Bennett has a few things going his way. At his last gig, Bennett immediately transformed Washington State from Pac-10 bottom feeder to NCAA tourney contender, going 69-33 in three years as head coach. At Virginia, he inherits one of the conference’s best sophomores, Sylven Landesberg, the 6’6" guard/forward/whatever-he-needs-to-be, who last year averaged 17 points per game and was ACC rookie of the year. Bennett also kept two highly touted Leitao recruits, forward Tristan Spurlock and guard Jontel Evans. And Bennett’s scheme—a tortoise-paced strategy focused on rugged defense and patient offense that tends to produce final scores in the 50s—is different enough that it could throw off more talented teams and produce some surprise wins.
Perhaps Bennett’s biggest asset is low expectations.

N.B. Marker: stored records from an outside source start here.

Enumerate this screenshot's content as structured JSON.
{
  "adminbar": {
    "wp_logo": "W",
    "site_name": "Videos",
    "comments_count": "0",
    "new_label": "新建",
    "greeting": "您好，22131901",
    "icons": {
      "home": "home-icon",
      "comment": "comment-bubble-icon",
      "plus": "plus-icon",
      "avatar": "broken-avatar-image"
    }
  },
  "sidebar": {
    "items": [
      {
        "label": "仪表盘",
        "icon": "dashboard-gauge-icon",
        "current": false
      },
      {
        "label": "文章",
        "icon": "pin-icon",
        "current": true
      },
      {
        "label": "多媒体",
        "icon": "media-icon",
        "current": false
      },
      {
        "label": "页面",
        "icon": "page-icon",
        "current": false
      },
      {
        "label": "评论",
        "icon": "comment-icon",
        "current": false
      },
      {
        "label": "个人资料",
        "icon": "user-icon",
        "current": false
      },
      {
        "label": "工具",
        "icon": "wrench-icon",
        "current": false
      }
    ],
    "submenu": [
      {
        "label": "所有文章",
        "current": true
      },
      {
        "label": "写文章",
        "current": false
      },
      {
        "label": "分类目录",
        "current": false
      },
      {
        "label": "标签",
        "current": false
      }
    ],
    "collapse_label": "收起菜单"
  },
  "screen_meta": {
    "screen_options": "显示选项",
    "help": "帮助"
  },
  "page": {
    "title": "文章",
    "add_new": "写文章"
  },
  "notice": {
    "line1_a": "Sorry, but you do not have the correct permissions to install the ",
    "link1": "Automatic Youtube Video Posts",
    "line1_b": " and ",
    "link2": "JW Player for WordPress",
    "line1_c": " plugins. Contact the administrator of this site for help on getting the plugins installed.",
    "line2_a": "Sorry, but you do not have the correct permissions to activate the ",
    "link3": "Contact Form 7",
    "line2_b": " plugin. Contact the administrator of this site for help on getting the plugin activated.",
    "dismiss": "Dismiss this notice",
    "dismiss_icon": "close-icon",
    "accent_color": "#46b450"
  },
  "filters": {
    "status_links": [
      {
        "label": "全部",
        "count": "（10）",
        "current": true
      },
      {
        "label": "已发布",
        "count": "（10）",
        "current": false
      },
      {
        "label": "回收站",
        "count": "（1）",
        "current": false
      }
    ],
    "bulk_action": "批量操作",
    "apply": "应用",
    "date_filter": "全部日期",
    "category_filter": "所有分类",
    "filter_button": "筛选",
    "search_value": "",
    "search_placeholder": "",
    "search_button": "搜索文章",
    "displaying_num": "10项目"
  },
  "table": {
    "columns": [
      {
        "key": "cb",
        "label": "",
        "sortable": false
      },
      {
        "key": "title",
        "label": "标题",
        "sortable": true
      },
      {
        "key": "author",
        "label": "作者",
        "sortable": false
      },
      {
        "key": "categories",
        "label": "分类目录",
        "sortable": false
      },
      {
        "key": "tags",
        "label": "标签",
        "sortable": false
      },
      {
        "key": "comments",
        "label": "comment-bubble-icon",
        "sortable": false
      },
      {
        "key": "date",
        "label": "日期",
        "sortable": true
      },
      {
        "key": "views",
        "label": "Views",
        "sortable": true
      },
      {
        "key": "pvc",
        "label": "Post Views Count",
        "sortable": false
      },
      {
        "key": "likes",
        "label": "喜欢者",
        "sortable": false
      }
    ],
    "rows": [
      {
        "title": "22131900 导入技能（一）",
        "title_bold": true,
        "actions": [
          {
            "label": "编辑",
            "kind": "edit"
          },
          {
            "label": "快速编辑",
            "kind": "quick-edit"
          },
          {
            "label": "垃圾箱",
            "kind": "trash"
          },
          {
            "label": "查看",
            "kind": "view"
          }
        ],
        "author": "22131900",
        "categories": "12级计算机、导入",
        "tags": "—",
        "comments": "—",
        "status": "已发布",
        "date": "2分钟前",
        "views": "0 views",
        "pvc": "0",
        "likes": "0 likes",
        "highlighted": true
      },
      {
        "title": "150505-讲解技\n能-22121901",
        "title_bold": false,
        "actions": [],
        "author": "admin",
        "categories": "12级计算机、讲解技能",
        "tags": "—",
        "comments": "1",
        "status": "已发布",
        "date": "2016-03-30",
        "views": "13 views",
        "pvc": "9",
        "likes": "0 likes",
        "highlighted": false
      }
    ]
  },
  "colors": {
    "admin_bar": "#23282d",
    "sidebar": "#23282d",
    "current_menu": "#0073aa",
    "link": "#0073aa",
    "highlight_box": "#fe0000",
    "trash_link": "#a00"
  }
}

The annual media poll picks UVA to finish 11th of 12th in the conference. Close losses to Duke or UNC will be treated as victories, and no one will get upset if the NCAA tournament doesn’t come calling in March.
Yet there’s also a lesson from Bennett’s fallen forebears: Don’t turn things around too quickly. It’s not that you have to win a lot at UVA—only Terry Holland, supercharged by four years of Ralph Sampson, had a winning record in ACC play, a mortal 52 percent. Gillen and Leitao’s overall ACC winning percentages made them respectively the third and fourth best coaches in UVA’s history. They were doomed not by the tally but the timing of their losses. They made the mistake of winning early—both had winning ACC records in their second year—and the bar was never lowered. Holland waited until his fifth season to win more ACC games than he lost.
So good luck, Tony. Beat Longwood. But if you plan on sticking around for a while, save “Rags to Riches” for another year.